FILE Image: Ugandan musician turned politician, Robert Kyagulanyi also recognised as Bobi Wine sits in the dock at the Buganda Road Chief Justice of the peace Courtroom, in Kampala, Uganda February 24, 2020. REUTERS/Abubaker Lubowa
In the track, 38 year-outdated Robert Kyagulanyi, who also goes by his stage identify Bobi Wine, and fellow artist Nubian Li, croon to a tune laced with East Africa’s signature rhumba melodies about the importance of particular cleanliness.
They also exhort persons to routinely clean hands, continue to keep a distance and seem out for signs and symptoms like fever and cough.
Uganda on Wednesday verified five additional scenarios of COVID-19, bringing its tally to 14, 4 times after it recorded its 1st patient.
“The poor information is that absolutely everyone is a probable victim,” Kyagulanyi states in the lyrics.
“But the fantastic information is that absolutely everyone is a probable remedy.”
President Yoweri Museveni’s federal government has already taken a raft of evaluate which include sealing off borders, closing bars, and banning general public gatherings to incorporate the outbreak.
Music has formerly been instrumental in tackling other outbreaks in Uganda.
Songs about HIV/AIDS by one more Ugandan crooner Philly Bongoley Lutaaya, who would later die of the disease, aided spread consciousness in the eighties and 90s and convey down sky-substantial an infection charges.
Kyagulanyi, lengthy dubbed the “Ghetto President” for his star power and songs highlighting urban poverty, has been a headache to the ruling celebration considering the fact that becoming a member of politics in 2017.
After declaring he would like to stand for president, he promptly emerged as a formidable opponent of Museveni, who has dominated considering the fact that 1986 and is widely expected to stand for re-election.

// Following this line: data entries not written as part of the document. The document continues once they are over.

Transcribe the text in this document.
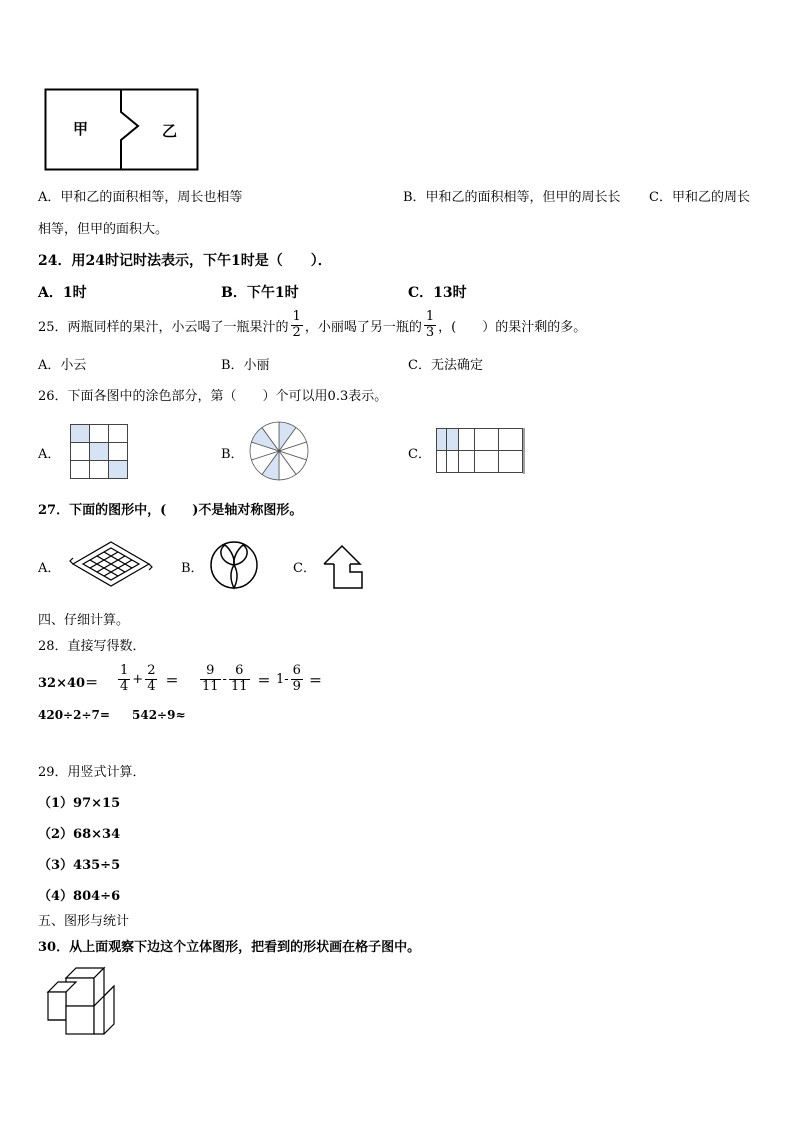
甲	乙
A．甲和乙的面积相等，周长也相等	B．甲和乙的面积相等，但甲的周长长 C．甲和乙的周长
相等，但甲的面积大。
24．用24时记时法表示，下午1时是（　　）．
A．1时	B．下午1时	C．13时
25．两瓶同样的果汁，小云喝了一瓶果汁的 $\frac{1}{2}$ ，小丽喝了另一瓶的 $\frac{1}{3}$ ，(　　）的果汁剩的多。
A．小云	B．小丽	C．无法确定
26．下面各图中的涂色部分，第（　　）个可以用0.3表示。
A．	B．	C．
27．下面的图形中，(　　)不是轴对称图形。
A．	B．	C．
四、仔细计算。
28．直接写得数．
$32\times 40= \frac{1}{4} + \frac{2}{4} = \frac{9}{11} - \frac{6}{11} = 1- \frac{6}{9}$ ＝
420÷2÷7= 542÷9≈
29．用竖式计算．
（1）97×15
（2）68×34
（3）435÷5
（4）804÷6
五、图形与统计
30．从上面观察下边这个立体图形，把看到的形状画在格子图中。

Joel Ssenyonyi, Kyagulanyi’s spokesman, informed Reuters the singer had distributed press releases on COVID-19 and handed out jerry cans and soap to travel up hand washing in communities.
“One other innovative way of speaking is through audio,” Ssenyonyi claimed. “Most persons appreciate to listen to audio so what much better way to place across a concept than through audio.”
In Senegal, activist hip-hop group Y’en a Marre have recorded a rap about washing hands, disposing of utilized tissues and averting crowds in their most current release: ‘Shield in opposition to Coronavirus.’